O questionamento que fica é: se elas tivessem o devido acesso à educação financeira, o cenário das suas finanças seria tão ruim assim? É claro que as desigualdades sociais não seriam extintas, mas, provavelmente, alguns dos problemas citados seriam amenizados. Por isso é tão importante que não só as mulheres, mas todos aprendam mais sobre educação financeira. No entanto, especificamente no caso das mulheres, essa também pode ser uma ferramenta para sair de situações de violência, conforme mencionado por Carla Tavares.
O empreendedorismo também é um caminho possível para a independência financeira feminina e as mulheres têm enxergado essa oportunidade. Entre os 52 milhões de empreendedores brasileiros, 30 milhões são mulheres (57%), classificando o Brasil como o sétimo país do mundo com maior número de empreendedoras, segundo estudo do Sebrae, a partir de dados do Global Entrepreneurship Monitor 2020/2021. Entre elas, 44% são chefes de família e 85% são responsáveis pelas decisões de compra em sua casa, o que deixa claro os motivos de o empreendedorismo ser uma das formas de driblar a violência patrimonial.
Como pedir ajuda?
O fato é que, mesmo que as mulheres se agarrem ao empreendedorismo e à independência financeira para escaparem das violências às quais estão submetidas, ainda é fundamental que os violadores sejam responsabilizados.
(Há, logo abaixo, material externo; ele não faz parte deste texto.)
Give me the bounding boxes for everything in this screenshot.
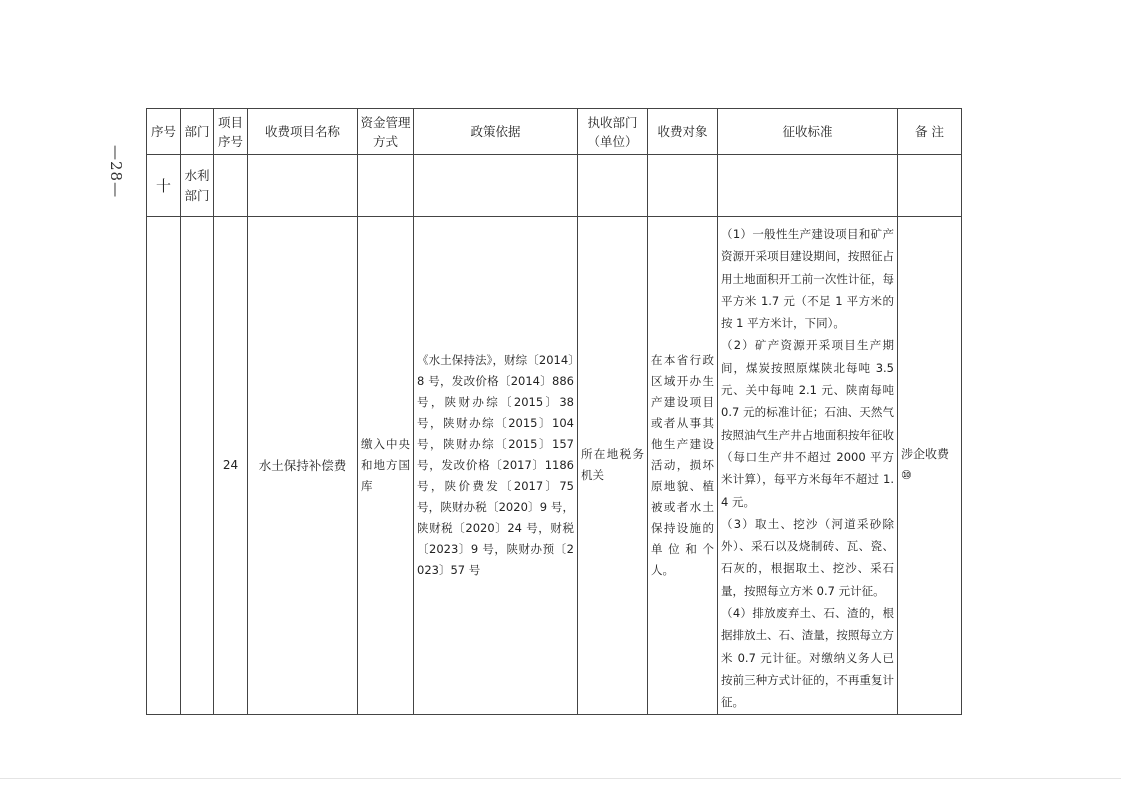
item-name: 水土保持补偿费 bbox=[248, 217, 358, 715]
standard-clause: （2）矿产资源开采项目生产期间，煤炭按照原煤陕北每吨 3.5 元、关中每吨 2.1 元、陕南每吨 0.7 元的标准计征；石油、天然气按照油气生产井占地面积按年征收（每口生产井不超过 2000 平方米计算），每平方米每年不超过 1.4 元。 bbox=[721, 338, 894, 509]
standard-clause: （1）一般性生产建设项目和矿产资源开采项目建设期间，按照征占用土地面积开工前一次性计征，每平方米 1.7 元（不足 1 平方米的按 1 平方米计，下同）。 bbox=[721, 227, 894, 331]
item-seq-empty bbox=[147, 217, 181, 715]
header-note: 备 注 bbox=[898, 109, 962, 155]
item-fund-mgmt: 缴入中央和地方国库 bbox=[361, 436, 410, 493]
item-target: 在本省行政区域开办生产建设项目或者从事其他生产建设活动，损坏原地貌、植被或者水土保持设施的单位和个人。 bbox=[651, 352, 714, 577]
item-collector-cell bbox=[578, 217, 648, 715]
item-policy: 《水土保持法》，财综〔2014〕8 号，发改价格〔2014〕886 号，陕财办综〔2015〕38 号，陕财办综〔2015〕104 号，陕财办综〔2015〕157 号，发改价格〔2017〕1186 号，陕价费发〔2017〕75 号，陕财办税〔2020〕9 号，陕财税〔2020〕24 号，财税〔2023〕9 号，陕财办预〔2023〕57 号 bbox=[417, 352, 574, 577]
header-policy: 政策依据 bbox=[414, 109, 578, 155]
header-fund-mgmt: 资金管理方式 bbox=[358, 109, 414, 155]
header-seq: 序号 bbox=[147, 109, 181, 155]
header-row bbox=[147, 109, 962, 155]
item-fund-mgmt-cell bbox=[358, 217, 414, 715]
category-dept: 水利部门 bbox=[181, 155, 214, 217]
header-target: 收费对象 bbox=[648, 109, 718, 155]
category-empty-cell bbox=[578, 155, 648, 217]
item-policy-cell bbox=[414, 217, 578, 715]
scan-edge-line bbox=[0, 778, 1121, 779]
category-empty-cell bbox=[358, 155, 414, 217]
item-row bbox=[147, 217, 962, 715]
category-empty-cell bbox=[718, 155, 898, 217]
category-row bbox=[147, 155, 962, 217]
standard-clause: （3）取土、挖沙（河道采砂除外）、采石以及烧制砖、瓦、瓷、石灰的，根据取土、挖沙、采石量，按照每立方米 0.7 元计征。 bbox=[721, 516, 894, 598]
item-standard-cell bbox=[718, 217, 898, 715]
category-empty-cell bbox=[248, 155, 358, 217]
header-standard: 征收标准 bbox=[718, 109, 898, 155]
category-empty-cell bbox=[214, 155, 248, 217]
category-empty-cell bbox=[648, 155, 718, 217]
header-item-no: 项目序号 bbox=[214, 109, 248, 155]
fee-table bbox=[146, 108, 962, 715]
page-number: —28— bbox=[107, 145, 125, 199]
header-collector: 执收部门（单位） bbox=[578, 109, 648, 155]
item-no: 24 bbox=[214, 217, 248, 715]
header-dept: 部门 bbox=[181, 109, 214, 155]
category-seq: 十 bbox=[147, 155, 181, 217]
header-item-name: 收费项目名称 bbox=[248, 109, 358, 155]
item-target-cell bbox=[648, 217, 718, 715]
item-note: 涉企收费⑩ bbox=[901, 447, 950, 483]
category-empty-cell bbox=[414, 155, 578, 217]
item-note-cell bbox=[898, 217, 962, 715]
standard-clause: （4）排放废弃土、石、渣的，根据排放土、石、渣量，按照每立方米 0.7 元计征。对缴纳义务人已按前三种方式计征的，不再重复计征。 bbox=[721, 606, 894, 710]
item-dept-empty bbox=[181, 217, 214, 715]
item-collector: 所在地税务机关 bbox=[581, 447, 644, 483]
category-empty-cell bbox=[898, 155, 962, 217]
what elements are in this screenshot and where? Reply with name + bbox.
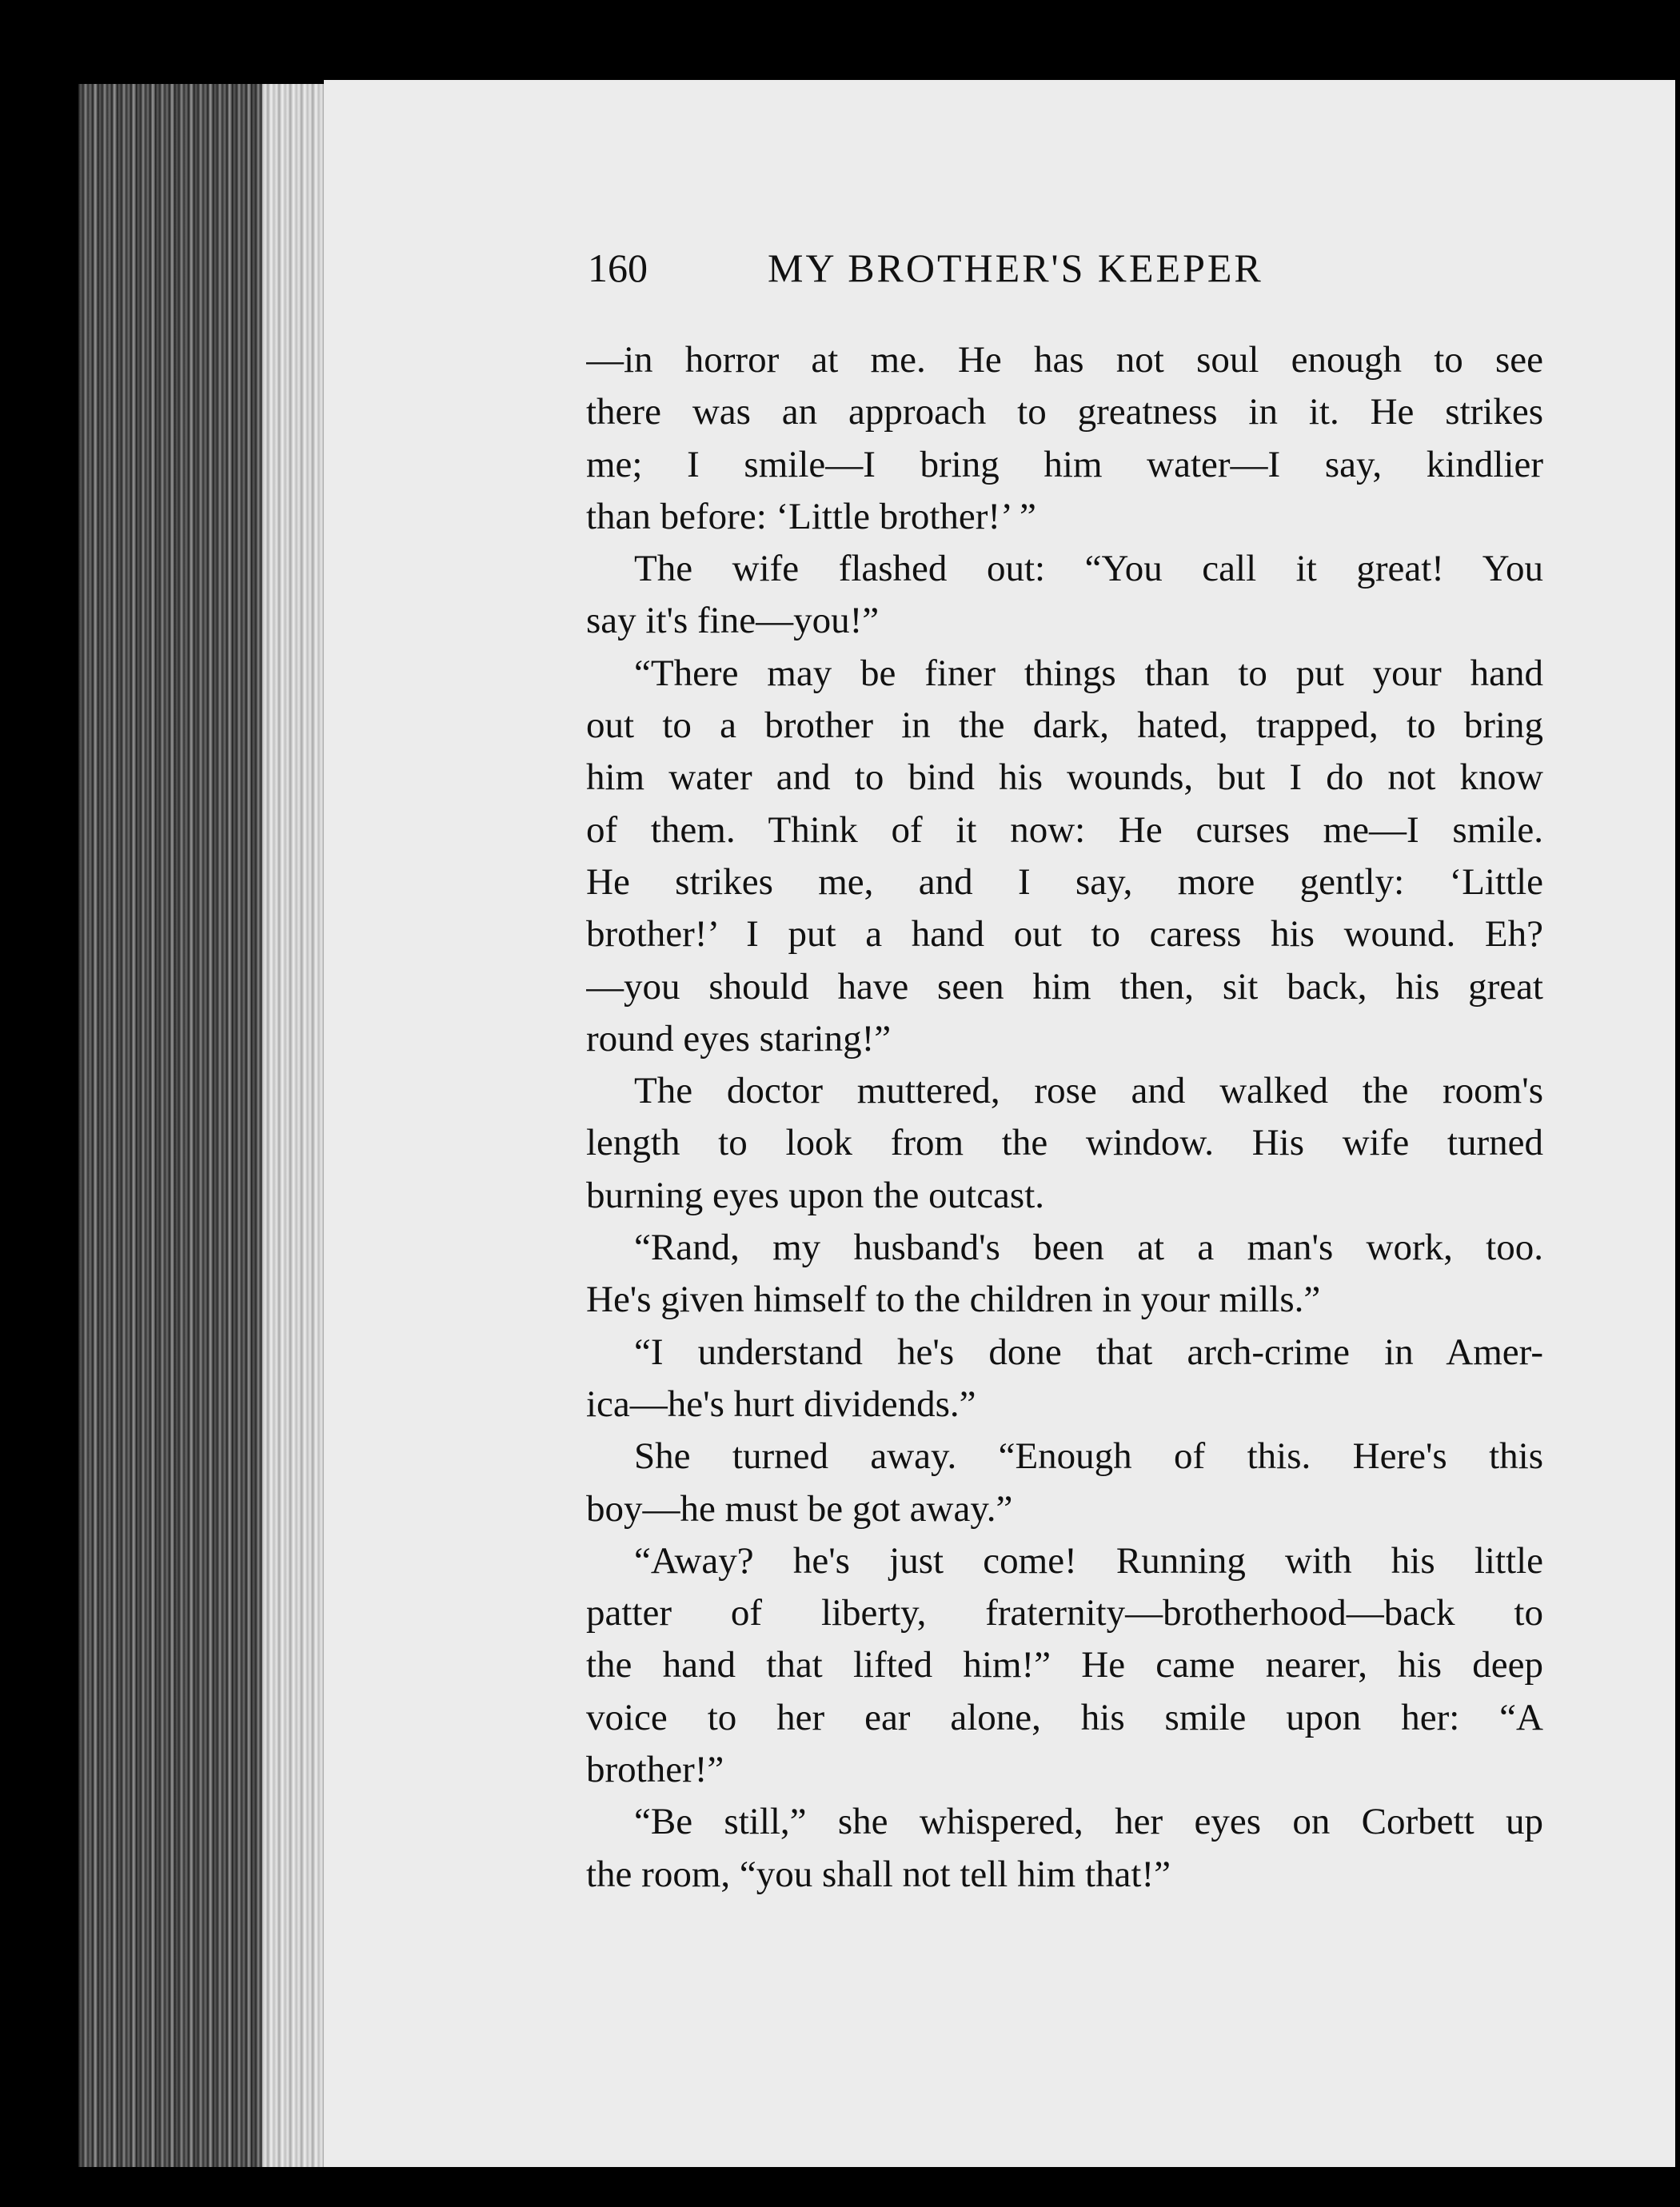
text-line: The doctor muttered, rose and walked the room's (634, 1070, 1543, 1112)
book-page-edges (78, 84, 334, 2183)
body-text (586, 334, 1543, 1901)
text-line: “Rand, my husband's been at a man's work, too. (634, 1227, 1543, 1269)
text-line: me; I smile—I bring him water—I say, kindlier (586, 443, 1543, 485)
text-line: ica—he's hurt dividends.” (586, 1383, 976, 1425)
text-line: “Be still,” she whispered, her eyes on Corbett up (634, 1801, 1543, 1843)
running-title: MY BROTHER'S KEEPER (768, 245, 1263, 290)
text-line: brother!’ I put a hand out to caress his wound. Eh? (586, 913, 1543, 956)
text-line: She turned away. “Enough of this. Here's this (634, 1435, 1543, 1478)
text-line: burning eyes upon the outcast. (586, 1174, 1045, 1216)
text-line: The wife flashed out: “You call it great! You (634, 548, 1543, 590)
text-line: patter of liberty, fraternity—brotherhood—back to (586, 1592, 1543, 1634)
text-line: say it's fine—you!” (586, 600, 880, 642)
text-line: the hand that lifted him!” He came nearer, his deep (586, 1644, 1543, 1686)
text-line: round eyes staring!” (586, 1017, 892, 1060)
text-line: there was an approach to greatness in it. He strikes (586, 391, 1543, 433)
text-line: length to look from the window. His wife turned (586, 1122, 1543, 1164)
text-line: out to a brother in the dark, hated, trapped, to bring (586, 704, 1543, 747)
text-line: “There may be finer things than to put your hand (634, 652, 1543, 694)
text-line: than before: ‘Little brother!’ ” (586, 495, 1036, 537)
text-line: “I understand he's done that arch-crime in Amer- (634, 1331, 1543, 1373)
text-line: him water and to bind his wounds, but I do not know (586, 756, 1543, 799)
text-line: the room, “you shall not tell him that!” (586, 1853, 1171, 1895)
text-line: —you should have seen him then, sit back, his great (586, 965, 1543, 1008)
text-line: voice to her ear alone, his smile upon her: “A (586, 1696, 1543, 1738)
page-number: 160 (588, 245, 648, 290)
text-line: of them. Think of it now: He curses me—I smile. (586, 808, 1543, 851)
text-line: —in horror at me. He has not soul enough to see (586, 339, 1543, 381)
text-line: “Away? he's just come! Running with his little (634, 1539, 1543, 1582)
text-line: brother!” (586, 1749, 724, 1791)
text-line: boy—he must be got away.” (586, 1487, 1013, 1530)
page-bottom-shadow (78, 2167, 1680, 2207)
text-line: He strikes me, and I say, more gently: ‘Little (586, 860, 1543, 903)
text-line: He's given himself to the children in your mills.” (586, 1279, 1321, 1321)
page-header (588, 232, 1543, 304)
Vale reforçar que a violência patrimonial é uma das cinco previstas pela Lei Maria da Penha e deve ser reportada aos órgãos competentes.
A medida mais recomendada em qualquer situação de violência é a denúncia. Em casos de violência contra a mulher, é possível denunciar por meio do telefone 180, da Central de Atendimento à Mulher, que também funciona no WhatsApp, ou procurar alguma delegacia de atendimento especializado à mulher.